Heard on the Hill: Greek organizations release semester grades; KU wireless service expanding; research shows smiling is good for you

Your daily dose of news, notes and links from around Kansas University.

• I spotted that the KU Panhellenic Association recently tweeted out the grade report for KU’s fraternities and sororities for the spring 2012 semester.

The greek system frequently touts its higher GPAs than the university at large as a recruiting tool.

The 1,751 sorority members earned a cumulative 3.19 GPA last semester, while the 1,326 fraternity members earned a 2.97.

The universitywide statistics aren’t out yet, but greek GPAs are traditionally higher.

The two greek organizations with the highest GPA were Beta Theta Pi fraternity and Chi Omega sorority, which both earned 3.46.

The two with the lowest were Alpha Kappa Lambda and Kappa Alpha Psi fraternities, which earned GPAs of 2.42 and 2.14, respectively.

• The latest word from the KU Information Technology department is that KU is continuing to expand its wireless service.

Coming soon, more outside areas, including Wescoe Beach and Potter Lake.

You can track the expansion of wireless service here.

Also new this year is a service that allows students to remotely print a document from anywhere.

David Day, who works in communications at KU Information Technology, told me how it works. Students can send a document to a printer queue at a specific building using a website.
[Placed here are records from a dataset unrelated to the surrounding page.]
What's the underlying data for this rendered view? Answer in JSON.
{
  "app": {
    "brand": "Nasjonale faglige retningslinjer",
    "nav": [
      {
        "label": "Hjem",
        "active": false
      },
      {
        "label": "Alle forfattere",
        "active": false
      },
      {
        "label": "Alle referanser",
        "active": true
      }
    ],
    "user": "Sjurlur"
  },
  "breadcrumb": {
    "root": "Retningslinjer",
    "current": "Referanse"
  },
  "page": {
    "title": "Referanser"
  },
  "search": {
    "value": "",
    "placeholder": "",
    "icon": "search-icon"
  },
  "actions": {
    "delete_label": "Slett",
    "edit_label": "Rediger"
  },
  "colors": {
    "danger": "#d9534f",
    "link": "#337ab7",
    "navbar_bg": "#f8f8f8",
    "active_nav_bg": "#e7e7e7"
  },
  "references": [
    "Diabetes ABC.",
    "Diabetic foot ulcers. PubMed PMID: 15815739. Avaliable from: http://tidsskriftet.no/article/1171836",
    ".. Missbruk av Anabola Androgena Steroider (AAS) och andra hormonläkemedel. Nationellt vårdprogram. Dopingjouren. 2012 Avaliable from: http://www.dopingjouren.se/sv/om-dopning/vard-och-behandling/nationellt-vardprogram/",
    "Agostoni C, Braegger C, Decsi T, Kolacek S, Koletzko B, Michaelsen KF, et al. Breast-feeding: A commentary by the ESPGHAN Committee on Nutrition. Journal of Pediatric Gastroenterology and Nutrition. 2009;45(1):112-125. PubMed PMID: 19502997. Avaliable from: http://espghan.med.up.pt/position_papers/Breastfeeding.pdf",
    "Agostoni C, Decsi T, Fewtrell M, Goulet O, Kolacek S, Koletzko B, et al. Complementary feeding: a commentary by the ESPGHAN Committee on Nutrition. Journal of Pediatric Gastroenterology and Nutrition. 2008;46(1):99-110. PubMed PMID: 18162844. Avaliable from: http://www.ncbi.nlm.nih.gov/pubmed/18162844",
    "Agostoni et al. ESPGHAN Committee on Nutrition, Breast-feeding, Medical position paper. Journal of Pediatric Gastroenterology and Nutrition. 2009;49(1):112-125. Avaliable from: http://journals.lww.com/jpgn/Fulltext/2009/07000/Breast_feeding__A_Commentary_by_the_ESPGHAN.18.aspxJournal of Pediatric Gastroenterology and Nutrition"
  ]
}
They then go to any available printer in the building, log in using their KU Online ID, and the document will print for them.

The service is new this summer, Day told me.

• If life has got you down, you really should just smile more often.

The whole “grin and bear it” approach is advocated by a couple of KU researchers, according to an article in the United Kingdom’s The Telegraph newspaper.

Tara Kraft, a KU graduate student in psychology, and Sarah Pressman, an assistant professor of psychology, published the research in the journal Psychological Science.

During stressful tasks, people who were smiling had lower heart rates after recovery from stressful activity.

Most interesting to me was how they got 169 participants from a Midwestern university (maybe the one here in town?) to smile without knowing they were smiling.

The researchers asked the participants to manipulate their facial muscles in a certain way by using chopsticks.

“Age old adages, such as ‘grin and bear it’ have suggested smiling to be not only an important nonverbal indicator of happiness but also wishfully promotes smiling as a panacea for life’s stressful events,” Kraft said, according to The Telegraph.